Dutch Farmers Launch Revolt Against Climate Rules Threatening To End Their Livelihoods
By MAX KEATING
Dutch farmers used tractors to block roads and supermarket distribution networks to protest government-mandated emissions reductions that threaten their livelihoods on Monday.
Over 40,000 farmers have taken to the streets in recent weeks to protest climate-related regulations that the Dutch ruling coalition itself concedes would force upwards of 30% of farmers out of business, DW reported. Farmers have dumped hay bales on roads, left manure outside government officials’ homes and blocked highways and other critical infrastructure to protest the regulations, The Associated Press reported.
“The honest message … is that not all farmers can continue their business,” the government said in a June statement announcing the new emissions targets. The farmers contend that they are being unfairly targeted by the regulations and losing out on their future prospects, the AP reported.
The Netherlands’ largest airport urged its travelers on Monday to use public transportation to get to its terminals amid fears that the farmers’ blockades would target airports, and fishermen have also blocked a number of harbors this week in solidarity with farmers, the Associated Press reported.
The Dutch Ministry of Agriculture, Nature, and Food Quality told The Daily Caller News Foundation that the present emissions reductions and resultant backlash trace back to a 2019 court ruling that found the Netherlands was not doing enough to protect its natural areas. Citing the ruling, the Dutch government introduced targets last month to halve nitrogen oxide and ammonia emissions, both of which are present in large quantities in livestock manure. (RELATED: ‘EPA Is Playing Politics’: Biden Amin Pushes New Regs On Farmers As Food Inflation Skyrockets)
The ministry told TheDCNF that it is working with farmers to “look at a new way of doing business with innovation, relocation, extensification and involving more nature in agriculture.”
Still, many farmers are disillusioned.
“We cannot invest. Our fathers, our uncles, cannot invest in the future. And so as young farmers we also have no prospect of … taking over a farm,” Marijn van Heun, a 23-year-old Dutch dairy farmer, told Euro News.

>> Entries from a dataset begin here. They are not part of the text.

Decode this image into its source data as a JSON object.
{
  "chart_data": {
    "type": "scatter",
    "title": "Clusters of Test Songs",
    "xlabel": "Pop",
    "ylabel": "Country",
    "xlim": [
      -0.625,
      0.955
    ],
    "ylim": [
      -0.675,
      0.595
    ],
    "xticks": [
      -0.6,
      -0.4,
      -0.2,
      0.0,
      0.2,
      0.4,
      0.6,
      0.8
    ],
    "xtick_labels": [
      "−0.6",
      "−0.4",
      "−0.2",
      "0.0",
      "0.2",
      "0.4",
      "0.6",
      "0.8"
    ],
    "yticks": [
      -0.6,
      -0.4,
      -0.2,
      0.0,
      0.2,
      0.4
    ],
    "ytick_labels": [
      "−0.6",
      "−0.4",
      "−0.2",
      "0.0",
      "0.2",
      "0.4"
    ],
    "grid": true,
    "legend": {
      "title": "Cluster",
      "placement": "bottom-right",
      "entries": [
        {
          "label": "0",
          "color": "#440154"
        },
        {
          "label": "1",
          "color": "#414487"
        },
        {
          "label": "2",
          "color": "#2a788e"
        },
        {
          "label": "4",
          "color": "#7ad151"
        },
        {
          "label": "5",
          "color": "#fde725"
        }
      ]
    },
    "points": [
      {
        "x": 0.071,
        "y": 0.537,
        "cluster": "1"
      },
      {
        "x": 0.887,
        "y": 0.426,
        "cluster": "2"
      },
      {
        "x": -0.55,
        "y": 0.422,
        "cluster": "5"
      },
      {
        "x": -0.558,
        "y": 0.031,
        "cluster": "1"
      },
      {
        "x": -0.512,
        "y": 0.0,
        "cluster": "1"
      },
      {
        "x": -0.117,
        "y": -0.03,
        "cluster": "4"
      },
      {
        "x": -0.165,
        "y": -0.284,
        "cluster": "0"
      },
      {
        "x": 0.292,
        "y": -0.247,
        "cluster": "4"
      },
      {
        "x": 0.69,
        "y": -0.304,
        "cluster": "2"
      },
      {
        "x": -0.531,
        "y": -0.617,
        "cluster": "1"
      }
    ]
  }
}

The Netherlands is the largest exporter of meat in the European Union and exported almost $100 billion worth of agricultural goods in total in 2019. The protests come as the world faces food shortages brought on by the Russian invasion of Ukraine, and some fear that the ongoing supply disruption caused by the protests could increase prices in the Netherlands and beyond, Al Jazeera reported.
Over the weekend the Dutch government appointed Johan Remkes to lead talks between farmers and government officials responsible for crafting the emissions reductions regulations, the AP reported. Dutch farming lobby LTO described Remkes as “an administrative heavyweight with deep knowledge” of the issues and said it was open to talks with him, according to the AP.